Il avait des connaissances très-étendues dans la jurisprudence, la géographie, l’histoire et les antiquités[6]. Il était en correspondance avec la plupart des savants de son temps, entre autres Georges Cassander[7]. On a publié quelques-unes des lettres qu’il lui écrivait; elles sont assez curieuses (Voy. Bayle, art. J. Métel). Gilbert Cousin, son compatriote, lui a dédié plusieurs de ses ouvrages; Benoît Ægius, de Spolète, la première édition de la Bibliothèque d’Apollodore, et Barthel. Bodegem, le traité d’Osorio de Gloria (Cologne, 1577, in-12), dont Matal et Antonio Agustín sont les deux interlocuteurs. On a une lettre d’Onofrio Panvinio, imprimée au-devant de la Chronique de Gérard Mercator (1568), dans laquelle il déclare que c’est Matal qui lui a inspiré le goût de l’antiquité, et que c’est à sa sollicitation qu’il a entrepris les Fastes romains. Matal fut l’un des correcteurs des Pandectes Florentines, et des Inscriptions étrusques, publiées par Gruter.
Distinctions
Le 28 juin 1553, Bruxelles: Charles-Quint élève Jean Matal (père) à la noblesse héréditaire.
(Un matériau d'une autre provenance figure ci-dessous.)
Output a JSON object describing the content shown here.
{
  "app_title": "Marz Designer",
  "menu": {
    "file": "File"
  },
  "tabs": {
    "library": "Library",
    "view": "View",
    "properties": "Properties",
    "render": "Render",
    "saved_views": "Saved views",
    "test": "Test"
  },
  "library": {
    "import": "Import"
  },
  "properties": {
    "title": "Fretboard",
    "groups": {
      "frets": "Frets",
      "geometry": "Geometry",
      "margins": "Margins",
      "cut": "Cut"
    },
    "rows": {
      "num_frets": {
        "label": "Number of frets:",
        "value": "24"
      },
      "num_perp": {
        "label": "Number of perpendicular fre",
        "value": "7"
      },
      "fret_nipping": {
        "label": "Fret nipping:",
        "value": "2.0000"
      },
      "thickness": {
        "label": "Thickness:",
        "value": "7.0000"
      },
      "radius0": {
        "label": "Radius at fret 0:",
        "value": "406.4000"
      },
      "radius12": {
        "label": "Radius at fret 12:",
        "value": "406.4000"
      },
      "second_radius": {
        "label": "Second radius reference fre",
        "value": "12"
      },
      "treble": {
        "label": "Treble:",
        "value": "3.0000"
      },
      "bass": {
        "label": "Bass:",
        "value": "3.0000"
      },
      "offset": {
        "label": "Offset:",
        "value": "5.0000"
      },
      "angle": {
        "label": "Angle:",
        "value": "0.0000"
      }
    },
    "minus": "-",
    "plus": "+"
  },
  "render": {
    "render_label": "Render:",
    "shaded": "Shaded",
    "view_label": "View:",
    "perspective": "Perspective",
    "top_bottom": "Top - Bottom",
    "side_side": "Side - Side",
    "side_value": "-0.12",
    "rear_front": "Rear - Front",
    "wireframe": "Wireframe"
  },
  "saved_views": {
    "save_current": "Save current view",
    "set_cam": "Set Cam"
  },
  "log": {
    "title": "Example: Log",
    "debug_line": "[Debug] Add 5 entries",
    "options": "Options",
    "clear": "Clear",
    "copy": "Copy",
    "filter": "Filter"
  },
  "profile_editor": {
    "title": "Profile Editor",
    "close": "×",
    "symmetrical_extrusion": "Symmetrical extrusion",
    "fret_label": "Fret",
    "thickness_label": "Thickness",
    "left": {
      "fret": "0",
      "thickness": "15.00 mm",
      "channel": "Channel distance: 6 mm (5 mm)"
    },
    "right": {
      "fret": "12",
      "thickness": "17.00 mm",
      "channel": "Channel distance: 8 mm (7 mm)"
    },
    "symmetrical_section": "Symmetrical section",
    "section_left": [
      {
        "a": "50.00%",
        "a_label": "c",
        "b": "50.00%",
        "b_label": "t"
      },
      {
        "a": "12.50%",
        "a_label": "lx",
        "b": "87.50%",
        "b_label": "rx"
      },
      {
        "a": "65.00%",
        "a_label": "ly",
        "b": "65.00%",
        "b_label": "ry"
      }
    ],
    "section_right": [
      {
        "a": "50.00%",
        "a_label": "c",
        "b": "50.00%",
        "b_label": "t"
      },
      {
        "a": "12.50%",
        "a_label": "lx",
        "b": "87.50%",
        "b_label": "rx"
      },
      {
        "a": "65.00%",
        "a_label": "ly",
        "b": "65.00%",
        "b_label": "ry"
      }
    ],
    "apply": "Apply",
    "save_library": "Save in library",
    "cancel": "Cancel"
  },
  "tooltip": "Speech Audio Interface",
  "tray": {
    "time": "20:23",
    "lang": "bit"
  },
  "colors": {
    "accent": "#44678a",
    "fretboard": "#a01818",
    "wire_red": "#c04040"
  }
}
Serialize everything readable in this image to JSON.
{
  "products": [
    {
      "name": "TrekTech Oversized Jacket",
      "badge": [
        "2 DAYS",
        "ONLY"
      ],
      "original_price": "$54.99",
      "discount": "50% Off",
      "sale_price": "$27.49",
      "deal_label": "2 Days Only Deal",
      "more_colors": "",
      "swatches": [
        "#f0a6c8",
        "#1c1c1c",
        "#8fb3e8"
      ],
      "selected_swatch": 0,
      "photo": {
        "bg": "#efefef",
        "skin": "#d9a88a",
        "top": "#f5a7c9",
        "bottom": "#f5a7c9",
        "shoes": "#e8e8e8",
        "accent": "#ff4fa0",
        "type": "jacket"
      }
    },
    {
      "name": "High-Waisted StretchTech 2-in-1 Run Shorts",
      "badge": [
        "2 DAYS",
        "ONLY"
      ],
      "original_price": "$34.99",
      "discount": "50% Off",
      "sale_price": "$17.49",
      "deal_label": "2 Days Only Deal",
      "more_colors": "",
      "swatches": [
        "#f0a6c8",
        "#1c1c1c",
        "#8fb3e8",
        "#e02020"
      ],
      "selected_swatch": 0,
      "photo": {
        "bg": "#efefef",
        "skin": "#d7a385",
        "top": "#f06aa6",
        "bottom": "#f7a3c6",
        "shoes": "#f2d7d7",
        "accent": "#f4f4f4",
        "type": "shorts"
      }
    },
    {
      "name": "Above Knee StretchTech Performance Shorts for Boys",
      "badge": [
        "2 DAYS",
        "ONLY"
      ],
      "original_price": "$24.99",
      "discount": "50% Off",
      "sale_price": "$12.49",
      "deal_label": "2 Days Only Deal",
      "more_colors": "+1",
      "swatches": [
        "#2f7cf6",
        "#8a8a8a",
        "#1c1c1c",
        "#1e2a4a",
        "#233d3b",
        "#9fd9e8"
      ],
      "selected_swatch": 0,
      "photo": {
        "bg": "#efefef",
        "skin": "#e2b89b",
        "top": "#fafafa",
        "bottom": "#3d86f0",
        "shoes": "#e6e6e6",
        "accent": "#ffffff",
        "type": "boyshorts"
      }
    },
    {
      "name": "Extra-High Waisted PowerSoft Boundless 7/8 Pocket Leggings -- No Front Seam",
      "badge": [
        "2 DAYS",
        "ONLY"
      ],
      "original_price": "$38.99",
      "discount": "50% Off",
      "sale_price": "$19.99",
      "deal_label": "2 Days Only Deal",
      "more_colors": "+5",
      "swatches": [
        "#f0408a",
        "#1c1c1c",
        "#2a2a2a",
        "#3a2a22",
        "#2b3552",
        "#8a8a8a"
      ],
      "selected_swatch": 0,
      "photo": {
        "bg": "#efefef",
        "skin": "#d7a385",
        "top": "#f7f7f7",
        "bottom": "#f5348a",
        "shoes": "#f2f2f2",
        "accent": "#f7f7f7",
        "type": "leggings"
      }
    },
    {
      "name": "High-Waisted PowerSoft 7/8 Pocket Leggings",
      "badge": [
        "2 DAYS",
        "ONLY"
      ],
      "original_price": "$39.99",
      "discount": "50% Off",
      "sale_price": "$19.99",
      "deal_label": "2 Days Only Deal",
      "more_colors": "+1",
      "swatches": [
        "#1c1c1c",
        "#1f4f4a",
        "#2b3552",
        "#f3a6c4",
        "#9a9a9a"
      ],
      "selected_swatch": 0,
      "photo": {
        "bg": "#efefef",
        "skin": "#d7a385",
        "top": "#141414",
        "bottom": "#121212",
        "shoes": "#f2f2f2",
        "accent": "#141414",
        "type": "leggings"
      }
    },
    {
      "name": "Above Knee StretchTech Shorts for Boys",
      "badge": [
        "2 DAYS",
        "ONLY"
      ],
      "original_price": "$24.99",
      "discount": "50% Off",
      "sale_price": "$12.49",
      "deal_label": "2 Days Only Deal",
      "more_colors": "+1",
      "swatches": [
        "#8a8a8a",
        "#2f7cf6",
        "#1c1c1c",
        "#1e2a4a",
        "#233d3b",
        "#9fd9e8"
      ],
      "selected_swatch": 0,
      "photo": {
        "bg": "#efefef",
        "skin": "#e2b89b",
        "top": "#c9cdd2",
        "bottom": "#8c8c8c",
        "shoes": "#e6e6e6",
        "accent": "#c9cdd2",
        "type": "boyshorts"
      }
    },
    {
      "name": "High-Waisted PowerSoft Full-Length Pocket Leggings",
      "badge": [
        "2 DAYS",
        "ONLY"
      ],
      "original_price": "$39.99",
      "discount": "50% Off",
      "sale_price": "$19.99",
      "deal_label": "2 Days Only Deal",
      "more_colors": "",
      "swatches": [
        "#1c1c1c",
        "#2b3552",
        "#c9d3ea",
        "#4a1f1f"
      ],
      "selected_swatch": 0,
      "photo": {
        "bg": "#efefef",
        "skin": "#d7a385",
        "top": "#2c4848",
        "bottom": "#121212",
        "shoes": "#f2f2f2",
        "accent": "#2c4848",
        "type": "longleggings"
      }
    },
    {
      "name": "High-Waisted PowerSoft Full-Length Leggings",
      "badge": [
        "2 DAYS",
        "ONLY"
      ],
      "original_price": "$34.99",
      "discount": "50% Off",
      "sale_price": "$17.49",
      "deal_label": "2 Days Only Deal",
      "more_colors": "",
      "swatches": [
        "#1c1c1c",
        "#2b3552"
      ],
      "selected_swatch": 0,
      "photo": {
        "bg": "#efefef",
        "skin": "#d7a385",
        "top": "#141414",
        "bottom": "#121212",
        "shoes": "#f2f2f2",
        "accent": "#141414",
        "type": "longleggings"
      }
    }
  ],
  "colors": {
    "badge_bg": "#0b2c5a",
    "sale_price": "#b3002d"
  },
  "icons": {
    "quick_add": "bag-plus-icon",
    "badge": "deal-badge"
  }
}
Le 16 octobre 1555, à Bruxelles, Charles-Quint l'élève à la chevalerie avec titre de 'eques auratus' et amélioration de ses armoires.
Les 20 et 22 janvier 1558, de Philippe II: confirmation de noblesse pour les frères Pierre, Claude et Jean Matal, 'fils de feu Jean Matal'.
Œuvres
On a de lui:
- Epistola de Hieron. Osorii Indicarum rerum historia, Cologne,1574, in-8°. Cette lettre, adressée à Antonio Agustín, a été réimprimée au-devant de l’histoire d’Osório; elle est bien écrite, et pleine de détails intéressants.
- Speculum orbis terræ, Oberursel (Ursellis, Ex officina typographica Cornelii Sutorii), 1600-1602, 4 part. in-fol. Dans l'édition de 1602, cet ouvrage est orné du portrait de l’auteur et de cartes gravées sur bois; il est très-rare. On en doit la publication post mortem à un des amis de Matal, Matthias Quad von Kinckelbach. Pour l'édition Ursellis 1600, cf. https://exhibits.stanford.edu/renaissance-exploration/catalog/fz395hx5971.
- Des Notes sur les Vies des hommes illustres de Cornélius Népos, dans l’edit. de Francfort, 1609, in-fol. ; rare.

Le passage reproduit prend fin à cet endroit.